The new wildlife overpass on U.S. 97 near Grass Lake, with Mount Shasta in the background. Three deer and a bobcat crossed it before construction was even complete. (Caltrans District 2)

Before the last landscaping was finished, the bridge found its first travelers. Three deer crossed a newly built wildlife overpass on U.S. 97 in Northern California in late May 2026 — weeks before construction is scheduled to be complete. A bobcat followed. Caltrans District 2, which built the structure, called the sightings “a major milestone” and said it was “incredible to see wildlife already embracing the new structure” while contractors were still putting on finishing touches.

Trail camera image captured at 5:45 AM on May 24, 2026, showing three deer crossing the unfinished wildlife overpass on U.S. Highway 97 near Grass Lake in Siskiyou County, California, weeks before the Caltrans District 2 project was scheduled for completion.
Trail camera footage from May 24, 2026 — three deer crossing the unfinished overpass at 5:45 AM, weeks before construction wrapped. They didn't wait for a ribbon-cutting. (UC Davis Road Ecology Center/Caltrans District 2)

The crossing sits in Siskiyou County near Grass Lake, a remote stretch of highway in the shadow of Mount Shasta that has long been one of the most hazardous sections of road in the region. The danger is not from difficult terrain; it is from the deer and elk that have been dying there for decades.

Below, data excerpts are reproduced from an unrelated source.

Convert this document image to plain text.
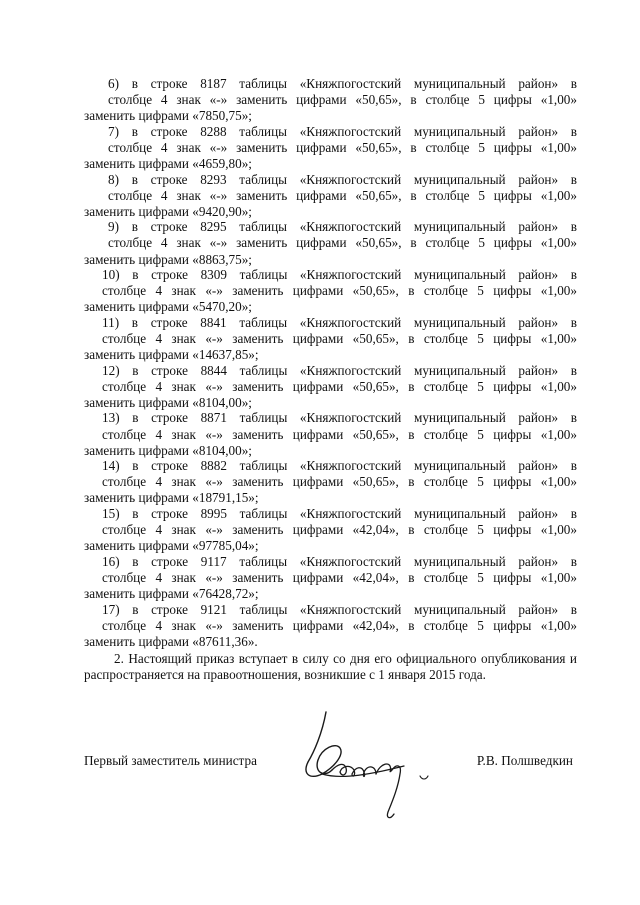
6) в строке 8187 таблицы «Княжпогостский муниципальный район» в
столбце 4 знак «-» заменить цифрами «50,65», в столбце 5 цифры «1,00»
заменить цифрами «7850,75»;
7) в строке 8288 таблицы «Княжпогостский муниципальный район» в
столбце 4 знак «-» заменить цифрами «50,65», в столбце 5 цифры «1,00»
заменить цифрами «4659,80»;
8) в строке 8293 таблицы «Княжпогостский муниципальный район» в
столбце 4 знак «-» заменить цифрами «50,65», в столбце 5 цифры «1,00»
заменить цифрами «9420,90»;
9) в строке 8295 таблицы «Княжпогостский муниципальный район» в
столбце 4 знак «-» заменить цифрами «50,65», в столбце 5 цифры «1,00»
заменить цифрами «8863,75»;
10) в строке 8309 таблицы «Княжпогостский муниципальный район» в
столбце 4 знак «-» заменить цифрами «50,65», в столбце 5 цифры «1,00»
заменить цифрами «5470,20»;
11) в строке 8841 таблицы «Княжпогостский муниципальный район» в
столбце 4 знак «-» заменить цифрами «50,65», в столбце 5 цифры «1,00»
заменить цифрами «14637,85»;
12) в строке 8844 таблицы «Княжпогостский муниципальный район» в
столбце 4 знак «-» заменить цифрами «50,65», в столбце 5 цифры «1,00»
заменить цифрами «8104,00»;
13) в строке 8871 таблицы «Княжпогостский муниципальный район» в
столбце 4 знак «-» заменить цифрами «50,65», в столбце 5 цифры «1,00»
заменить цифрами «8104,00»;
14) в строке 8882 таблицы «Княжпогостский муниципальный район» в
столбце 4 знак «-» заменить цифрами «50,65», в столбце 5 цифры «1,00»
заменить цифрами «18791,15»;
15) в строке 8995 таблицы «Княжпогостский муниципальный район» в
столбце 4 знак «-» заменить цифрами «42,04», в столбце 5 цифры «1,00»
заменить цифрами «97785,04»;
16) в строке 9117 таблицы «Княжпогостский муниципальный район» в
столбце 4 знак «-» заменить цифрами «42,04», в столбце 5 цифры «1,00»
заменить цифрами «76428,72»;
17) в строке 9121 таблицы «Княжпогостский муниципальный район» в
столбце 4 знак «-» заменить цифрами «42,04», в столбце 5 цифры «1,00»
заменить цифрами «87611,36».
2. Настоящий приказ вступает в силу со дня его официального опубликования и распространяется на правоотношения, возникшие с 1 января 2015 года.
Первый заместитель министра	Р.В. Полшведкин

A Highway That Has Been Killing Wildlife for Years

The numbers behind this project are stark. Between 2015 and 2020, more than 50 deer and 16 elk were recorded killed in vehicle collisions along the project corridor, the highest wildlife-vehicle conflict rate in the entire Caltrans District 2 region, which covers a large portion of Northern California. Those are the recorded fatalities. Unreported collisions are typically far more frequent.